Published: June 5, 2017 By
“S/HE” art installation at 2017 Venice Bienniale

Two bodies of work exhibited in an official satellite site of Venice Biennale 2017, the oldest and arguably most prestigious visual arts event in the world, share close ties to the University of Colorado Boulder.

Joel Swanson, an assistant professor with the ATLAS Institute, and Laura Shill, a technician for Interdisciplinary Media Art Practices in the Department of Art and Art History, both have installations in Personal Structures, a large-scale exhibition of the Venice Biennale, which runs through Nov. 26 at the Palazzo Bembo, located off the Grand Canal in Venice, Italy. Denver’s Black Cube, an experimental art museum that operates nomadically, is the primary sponsor for Personal Structures.

joel swanson

Laura Shill

Photo by Morgan Rachel Levy

“It’s such an honor,” says Swanson. “I returned to Boulder encouraged that my work is on par with the other work I saw at the Biennale.”

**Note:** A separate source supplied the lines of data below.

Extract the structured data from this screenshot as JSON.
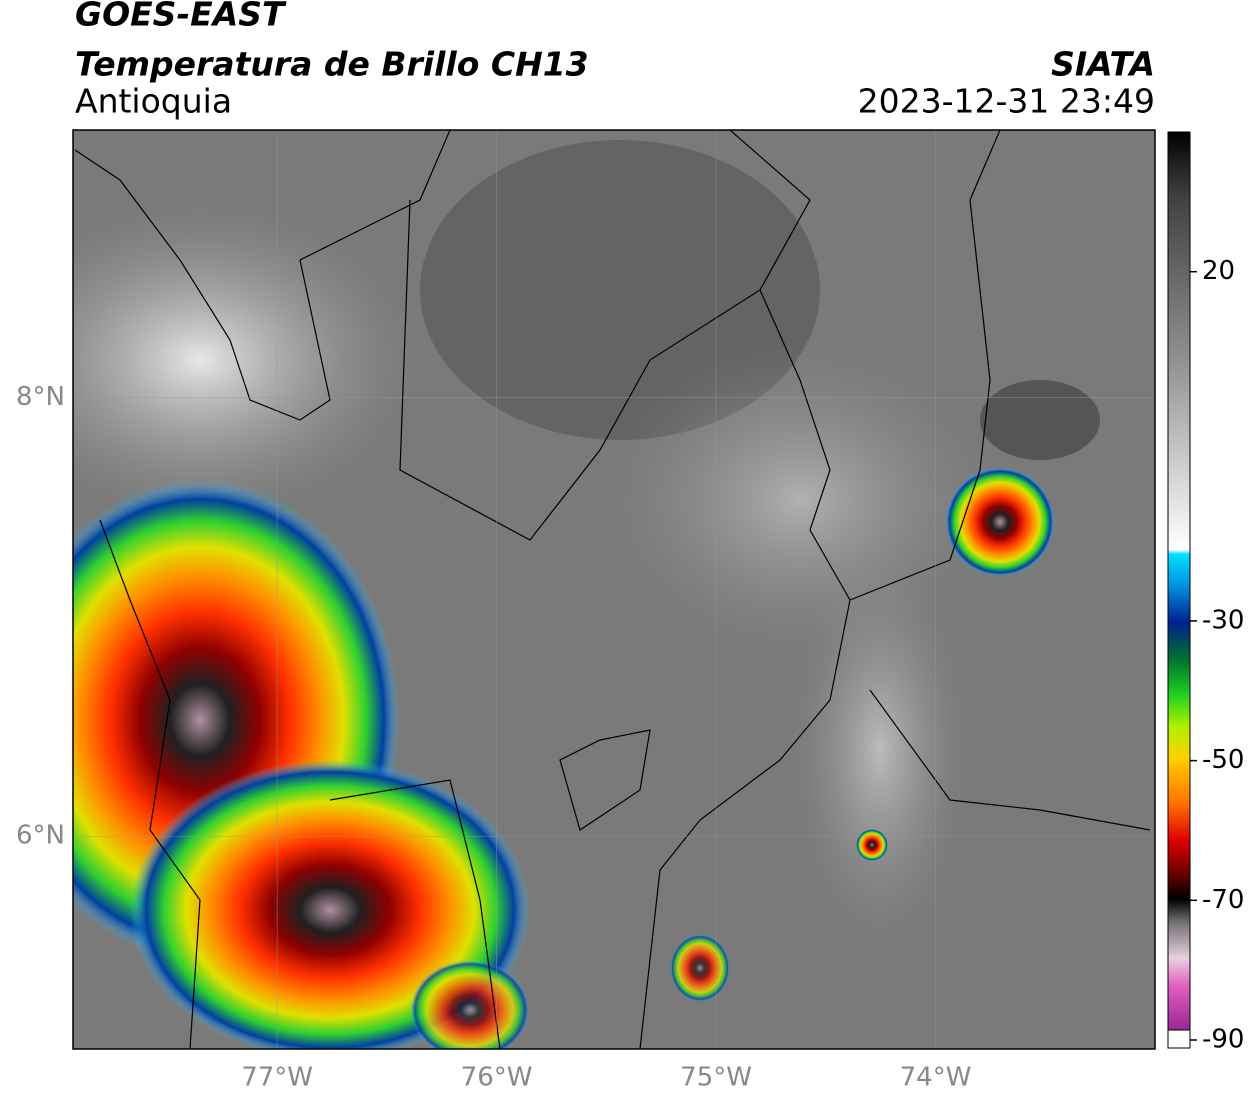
{
  "header": {
    "title": "GOES-EAST",
    "subtitle": "Temperatura de Brillo CH13",
    "region": "Antioquia",
    "source": "SIATA",
    "datetime": "2023-12-31 23:49"
  },
  "map": {
    "xlim": [
      -77.93,
      -73.0
    ],
    "ylim": [
      5.03,
      9.22
    ],
    "xticks": [
      {
        "value": -77,
        "label": "77°W"
      },
      {
        "value": -76,
        "label": "76°W"
      },
      {
        "value": -75,
        "label": "75°W"
      },
      {
        "value": -74,
        "label": "74°W"
      }
    ],
    "yticks": [
      {
        "value": 6,
        "label": "6°N"
      },
      {
        "value": 8,
        "label": "8°N"
      }
    ],
    "grid": true
  },
  "colorbar": {
    "ylim": [
      -90,
      40
    ],
    "yticks": [
      -90,
      -70,
      -50,
      -30,
      20
    ]
  }
}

Swanson’s installation includes two, three-foot wide neon sculptures, “S/HE” and “T/HERE.” The neon letters are illuminated, but the inverted “S” in S/HE and the “T” in T/HERE flicker on and off, challenging the tendency to perceive the world through binaries, such as male and female, Swanson says.

Shill’s installation, “Trophy Wall (to disguise the void),” uses gold spandex draped over discarded soccer and basketballs, creating a luxurious tableaux in the darkened gallery that, upon closer inspection, reveals itself to be a cheap imitation. At the same time, the shiny fabric resembles a theatre curtain from which human figures, simultaneously veiled and revealed, emerge.

Shill says this work is about “creating facades as monuments to greatness that are really about hiding insecurity, distracting ourselves from our fears, and trying to momentarily forget our own impermanence.” 

Black Cube regularly features pop-up exhibits, but Venice Biennale represents the nonprofit’s first nomadic installation outside Colorado. Black Cube partnered with Dutch nonprofit GAA Foundation for support. Colorado Creative Industries and CU Boulder’s Center for Humanities and the Arts also provided grant support to Swanson.

Swanson, who earned a BFA in digital art from CU Boulder, has appeared nationally and internationally at venues such as the Broad Museum in Lansing, Michigan; The Power Plant in Toronto; the North Miami Museum of Contemporary Art; and Denver’s Museum of Contemporary Art, where he had a solo exhibition.

Later this summer, he opens another solo show, Sticks and Stones, at David B. Smith Gallery in Denver that focuses on political speech. And his commissioned work can be found throughout Denver, including a wall-sized installation at the Halcyon Hotel in Cherry Creek; a work in Twitter’s corporate office; and a collection of works for the soon-to-open Born Hotel in Denver, including 24 smaller pieces, four larger works and a substantial backlit, laser-cut aluminum wall to be mounted in the covered entrance outside the hotel.

Shill earned an MFA in interdisciplinary media arts practices from CU Boulder in 2012 and has exhibited her work nationally and internationally at the Yi Tong Bai Tong Gallery, Shang Hai, China; The Gallery Of Contemporary Art, Colorado Springs; Redline Gallery, Denver;  and Hyperlink Gallery, Chicago. Her work was also presented in Denver’s Museum of Contemporary Art in a recent solo exhibition, Phantom Touch.